その願いに反して外部はともかく礼司さんたちは寧ろ俺を気遣ってくれた。後から聞いたところによれば、寧は自分自身の油断と浅慮な行動にも非があると主張して俺への風当たりを弱めてくれたらしい。
「由貴を責めた連中には蓮の共犯者じゃないかと疑いをかける奴も少なくなかった。放置すれば面倒な状況になる恐れもあったから、擁護してくれたのは有難かった」
「それでも結局は屋敷を追い出されたのだろう? 何と言えばいいのか……残念だったな」
適切な慰めの言葉を探る雫に、俺は首を振って答える。
「いいさ、今はこうして戻ってくることができたんだ」
「その通りだとも。もう片付いた話だ」
片付いた話――確かに俺に関する問題はそれでいいかもしれない。
しかし、本質的な話はそういうわけにもいかない。それは凪砂さんも承知しているだろう。
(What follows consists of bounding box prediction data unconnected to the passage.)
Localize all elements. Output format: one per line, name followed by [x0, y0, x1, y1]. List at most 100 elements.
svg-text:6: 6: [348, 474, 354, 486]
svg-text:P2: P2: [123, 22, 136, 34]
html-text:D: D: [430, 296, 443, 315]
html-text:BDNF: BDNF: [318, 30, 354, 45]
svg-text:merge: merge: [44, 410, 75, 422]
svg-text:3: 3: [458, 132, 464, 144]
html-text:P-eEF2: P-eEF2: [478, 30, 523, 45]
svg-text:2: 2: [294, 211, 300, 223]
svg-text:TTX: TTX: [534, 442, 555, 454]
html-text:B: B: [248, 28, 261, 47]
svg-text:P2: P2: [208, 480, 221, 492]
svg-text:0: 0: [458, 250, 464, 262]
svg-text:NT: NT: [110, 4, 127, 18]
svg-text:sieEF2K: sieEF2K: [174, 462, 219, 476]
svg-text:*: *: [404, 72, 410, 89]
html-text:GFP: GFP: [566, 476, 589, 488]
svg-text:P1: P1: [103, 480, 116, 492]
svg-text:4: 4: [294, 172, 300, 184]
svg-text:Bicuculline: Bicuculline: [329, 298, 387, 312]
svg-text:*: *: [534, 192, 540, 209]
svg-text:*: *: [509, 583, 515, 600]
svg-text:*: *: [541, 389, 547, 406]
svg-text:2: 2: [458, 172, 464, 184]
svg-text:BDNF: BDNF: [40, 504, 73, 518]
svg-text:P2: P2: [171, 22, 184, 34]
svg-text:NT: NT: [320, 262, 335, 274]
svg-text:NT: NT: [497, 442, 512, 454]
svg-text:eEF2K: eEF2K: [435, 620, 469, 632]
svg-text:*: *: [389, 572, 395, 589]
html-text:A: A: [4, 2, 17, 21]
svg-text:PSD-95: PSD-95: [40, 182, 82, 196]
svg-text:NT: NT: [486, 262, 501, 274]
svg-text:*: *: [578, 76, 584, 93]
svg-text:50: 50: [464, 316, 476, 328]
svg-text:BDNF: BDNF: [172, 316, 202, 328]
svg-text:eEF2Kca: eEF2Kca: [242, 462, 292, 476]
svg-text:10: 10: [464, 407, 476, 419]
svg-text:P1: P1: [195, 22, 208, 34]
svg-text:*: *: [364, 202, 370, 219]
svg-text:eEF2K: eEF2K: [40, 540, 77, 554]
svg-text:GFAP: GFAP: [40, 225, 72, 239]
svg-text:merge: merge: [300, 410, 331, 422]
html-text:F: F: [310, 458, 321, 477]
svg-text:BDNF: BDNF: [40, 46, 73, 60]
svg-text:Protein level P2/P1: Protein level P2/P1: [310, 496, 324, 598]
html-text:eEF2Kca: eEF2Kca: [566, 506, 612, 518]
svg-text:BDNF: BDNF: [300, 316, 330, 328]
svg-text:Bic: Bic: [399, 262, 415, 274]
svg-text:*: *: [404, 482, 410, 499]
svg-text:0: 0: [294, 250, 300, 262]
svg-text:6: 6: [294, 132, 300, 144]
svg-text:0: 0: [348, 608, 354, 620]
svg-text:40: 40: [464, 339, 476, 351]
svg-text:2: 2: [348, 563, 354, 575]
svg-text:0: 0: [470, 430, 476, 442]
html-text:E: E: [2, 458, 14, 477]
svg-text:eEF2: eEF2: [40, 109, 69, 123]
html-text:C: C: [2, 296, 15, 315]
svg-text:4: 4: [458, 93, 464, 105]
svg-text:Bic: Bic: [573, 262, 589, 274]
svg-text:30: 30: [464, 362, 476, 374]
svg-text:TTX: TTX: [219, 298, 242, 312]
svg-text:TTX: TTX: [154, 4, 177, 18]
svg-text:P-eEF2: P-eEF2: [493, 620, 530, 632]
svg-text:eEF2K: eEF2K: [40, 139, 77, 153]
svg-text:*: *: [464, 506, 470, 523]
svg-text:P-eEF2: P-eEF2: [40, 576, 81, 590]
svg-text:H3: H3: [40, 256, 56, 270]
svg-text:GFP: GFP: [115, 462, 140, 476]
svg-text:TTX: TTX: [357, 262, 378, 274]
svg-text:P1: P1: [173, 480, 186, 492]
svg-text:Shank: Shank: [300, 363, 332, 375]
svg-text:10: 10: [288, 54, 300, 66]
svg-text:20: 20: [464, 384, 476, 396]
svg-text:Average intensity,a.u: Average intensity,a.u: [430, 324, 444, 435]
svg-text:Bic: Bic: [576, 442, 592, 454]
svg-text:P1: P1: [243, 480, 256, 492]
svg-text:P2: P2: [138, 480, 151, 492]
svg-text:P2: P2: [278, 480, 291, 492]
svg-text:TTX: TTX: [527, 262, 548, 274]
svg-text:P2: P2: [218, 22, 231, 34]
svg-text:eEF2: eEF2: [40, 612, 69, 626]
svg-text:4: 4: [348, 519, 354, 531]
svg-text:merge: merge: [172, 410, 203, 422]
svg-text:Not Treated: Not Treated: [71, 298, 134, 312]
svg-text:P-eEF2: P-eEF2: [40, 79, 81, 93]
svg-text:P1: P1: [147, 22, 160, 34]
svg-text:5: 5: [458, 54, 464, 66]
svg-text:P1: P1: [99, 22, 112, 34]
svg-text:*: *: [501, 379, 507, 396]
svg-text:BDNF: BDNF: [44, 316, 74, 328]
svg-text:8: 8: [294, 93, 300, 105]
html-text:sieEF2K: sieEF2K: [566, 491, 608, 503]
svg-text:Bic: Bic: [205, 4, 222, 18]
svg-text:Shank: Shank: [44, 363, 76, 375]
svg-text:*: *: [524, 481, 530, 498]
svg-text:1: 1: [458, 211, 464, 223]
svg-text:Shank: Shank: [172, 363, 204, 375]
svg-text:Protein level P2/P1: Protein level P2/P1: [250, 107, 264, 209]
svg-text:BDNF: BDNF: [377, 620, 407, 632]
「それじゃあ話を続けよう。寧の証言には怪しい箇所があったが、最終的にそれらは大きな問題にはならないとされた。理由は二つ。第一に、寧と蓮が何か理由があって公園に行ったとしても、それ自体が事件に関与しているとは考えにくいと判断されたから」
「……公園に誘い出した理由そのものはあくまでプライベートな事情に過ぎない、ということですか?」
「そうだ。他人には言えないような事情があるなら、それをネタに脅されたら従わざるを得ないこともある。そうなるとちょっと難しい話になってしまう。御影家の跡取りに纏わる赤裸々なアレコレを暴くのは如何なものか? そう考えた捜査陣は及び腰になってしまったのさ」
「しかし、それが蓮くんの動機に繋がる可能性だって――」
「かもしれないな。だが、それは検討されなかった」
雫の反論は途中で遮られた。
「由貴や紫の証言からあの二人の間に“何か”があったのはまず間違いない。しかし、捜査ではそこに深入りすることはなかった。何故だかわかるかい、雫さん?」
「何故って……?」
強調するようにゆっくり説明する凪砂さんに、雫はただならない雰囲気を感じ取ったらしい。
凪砂さんは瞳の奥に怒りを滾らせた。